42 Pa.C.S.A. § 6302 Official Comment. In Pennsylvania, an "adjudicative hearing on the merits of the allegations of delinquent acts ascribed" to a juvenile cannot occur until after a petition has been filed. Therefore, by permitting probation officers to take certain actions with regard to a "delinquent child," it is clear that § 6323(a)(2) authorizes trial courts to order an informal adjustment after a petition has been filed if the juvenile is found to be a "delinquent child" at an adjudicative hearing.*fn4 Here, however, Appellant was not adjudicated delinquent after the petition was filed. Therefore, § 6323(a)(2) did not provide statutory authority for the order,*fn5 and the order must be vacated.*fn6 See In the Interest of R.D.R., 876 A.2d 1009, 1016 (Pa. Super. 2005) ("Where a court does not have statutory authority to order a particular act, the order must be vacated.") (citation omitted).

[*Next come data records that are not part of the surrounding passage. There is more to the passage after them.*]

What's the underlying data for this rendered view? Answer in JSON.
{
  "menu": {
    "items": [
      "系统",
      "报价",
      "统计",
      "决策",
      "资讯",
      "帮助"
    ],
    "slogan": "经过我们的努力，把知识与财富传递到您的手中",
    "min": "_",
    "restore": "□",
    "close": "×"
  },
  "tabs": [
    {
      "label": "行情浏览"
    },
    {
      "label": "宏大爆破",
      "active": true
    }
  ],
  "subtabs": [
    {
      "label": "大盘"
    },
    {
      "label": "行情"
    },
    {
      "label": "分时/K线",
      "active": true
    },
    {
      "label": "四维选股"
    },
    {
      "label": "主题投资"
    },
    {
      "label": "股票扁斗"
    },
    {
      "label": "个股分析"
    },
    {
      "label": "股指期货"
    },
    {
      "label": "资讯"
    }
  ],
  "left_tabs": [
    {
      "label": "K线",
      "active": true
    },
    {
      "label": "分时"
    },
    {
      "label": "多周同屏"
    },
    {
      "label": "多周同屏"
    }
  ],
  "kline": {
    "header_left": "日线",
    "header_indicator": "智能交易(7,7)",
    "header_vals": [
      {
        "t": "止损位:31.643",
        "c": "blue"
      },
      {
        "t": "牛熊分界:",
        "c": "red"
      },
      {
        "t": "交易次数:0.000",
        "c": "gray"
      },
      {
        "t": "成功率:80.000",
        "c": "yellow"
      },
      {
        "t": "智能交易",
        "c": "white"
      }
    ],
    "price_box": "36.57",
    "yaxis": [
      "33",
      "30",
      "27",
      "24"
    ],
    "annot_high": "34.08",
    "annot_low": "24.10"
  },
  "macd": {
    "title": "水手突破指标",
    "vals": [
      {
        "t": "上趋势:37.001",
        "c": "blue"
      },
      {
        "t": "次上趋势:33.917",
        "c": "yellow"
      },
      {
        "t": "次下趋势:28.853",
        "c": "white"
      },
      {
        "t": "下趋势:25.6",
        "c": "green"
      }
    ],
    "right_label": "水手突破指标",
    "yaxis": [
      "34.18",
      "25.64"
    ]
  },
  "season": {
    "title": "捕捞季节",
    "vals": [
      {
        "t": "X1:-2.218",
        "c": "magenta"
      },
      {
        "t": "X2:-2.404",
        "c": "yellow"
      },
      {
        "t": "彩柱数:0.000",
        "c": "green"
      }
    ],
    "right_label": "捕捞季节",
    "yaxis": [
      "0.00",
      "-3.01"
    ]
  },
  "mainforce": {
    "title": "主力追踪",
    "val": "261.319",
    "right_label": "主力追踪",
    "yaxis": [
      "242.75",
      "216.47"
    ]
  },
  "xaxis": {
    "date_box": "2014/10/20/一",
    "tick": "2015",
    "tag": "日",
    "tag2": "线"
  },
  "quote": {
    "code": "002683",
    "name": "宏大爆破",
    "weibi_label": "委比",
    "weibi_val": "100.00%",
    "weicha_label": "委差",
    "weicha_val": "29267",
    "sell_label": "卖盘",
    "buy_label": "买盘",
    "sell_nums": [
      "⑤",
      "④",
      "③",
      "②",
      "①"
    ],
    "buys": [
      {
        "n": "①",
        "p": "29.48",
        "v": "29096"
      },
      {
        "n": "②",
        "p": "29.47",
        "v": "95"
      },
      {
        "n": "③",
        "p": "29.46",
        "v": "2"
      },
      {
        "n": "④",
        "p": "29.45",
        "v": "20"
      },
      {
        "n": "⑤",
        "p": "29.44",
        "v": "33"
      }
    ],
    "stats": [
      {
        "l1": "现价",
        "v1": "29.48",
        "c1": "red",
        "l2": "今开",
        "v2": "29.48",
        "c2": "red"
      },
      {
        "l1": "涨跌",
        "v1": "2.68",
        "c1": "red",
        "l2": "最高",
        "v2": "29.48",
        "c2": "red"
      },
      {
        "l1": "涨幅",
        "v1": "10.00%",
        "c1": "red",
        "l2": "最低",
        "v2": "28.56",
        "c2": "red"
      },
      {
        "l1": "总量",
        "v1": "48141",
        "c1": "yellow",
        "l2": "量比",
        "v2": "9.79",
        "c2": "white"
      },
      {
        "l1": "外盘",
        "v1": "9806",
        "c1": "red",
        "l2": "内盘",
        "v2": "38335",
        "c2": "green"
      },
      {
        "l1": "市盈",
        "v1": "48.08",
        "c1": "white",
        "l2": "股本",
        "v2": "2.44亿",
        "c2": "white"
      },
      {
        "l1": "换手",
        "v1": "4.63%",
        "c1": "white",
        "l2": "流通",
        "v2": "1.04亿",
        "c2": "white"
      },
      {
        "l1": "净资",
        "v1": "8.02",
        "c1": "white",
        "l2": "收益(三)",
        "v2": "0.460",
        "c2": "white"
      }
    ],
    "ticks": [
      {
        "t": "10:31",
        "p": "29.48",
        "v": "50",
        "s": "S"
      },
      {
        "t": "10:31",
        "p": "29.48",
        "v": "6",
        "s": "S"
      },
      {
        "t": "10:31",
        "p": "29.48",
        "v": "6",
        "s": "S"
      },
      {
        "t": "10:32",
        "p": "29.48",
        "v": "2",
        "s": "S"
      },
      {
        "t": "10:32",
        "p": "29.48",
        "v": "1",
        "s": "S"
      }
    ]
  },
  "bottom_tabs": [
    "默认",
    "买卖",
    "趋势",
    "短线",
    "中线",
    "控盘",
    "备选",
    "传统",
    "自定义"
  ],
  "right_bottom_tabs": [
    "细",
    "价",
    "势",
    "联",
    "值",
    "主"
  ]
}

¶ 12 Moreover, we agree with Appellant's corollary argument that the fee imposed could not be an informal adjustment as that term is intended by § 6323 because he did not consent to the fee. While the Juvenile Act does not explicitly require minors to consent to informal adjustments, this court has asserted that "[w]hatever [informal adjustment] procedure is undertaken flows from the consent of the child and his parent." J.H.B., supra, at 32. A consent requirement is consistent with the underlying purpose of informal adjustments, which is to "provide assistance, counseling and supervision . . . ." Id. Informal adjustments are not meant to be punitive in nature, but, rather, are meant to "invoke the court's social service and supervisory resources without implicating the court's formal and coercive powers, including the power to commit the child to custody or confinement." Id. Therefore, although § 6323 is admittedly vague as to the requisites for ordering an informal adjustment, we agree with Appellant that the statute did not authorize the trial court to impose the fee over his objection,*fn7 particularly since the petition was dismissed for lack of evidence. Accordingly, the trial court's order is vacated.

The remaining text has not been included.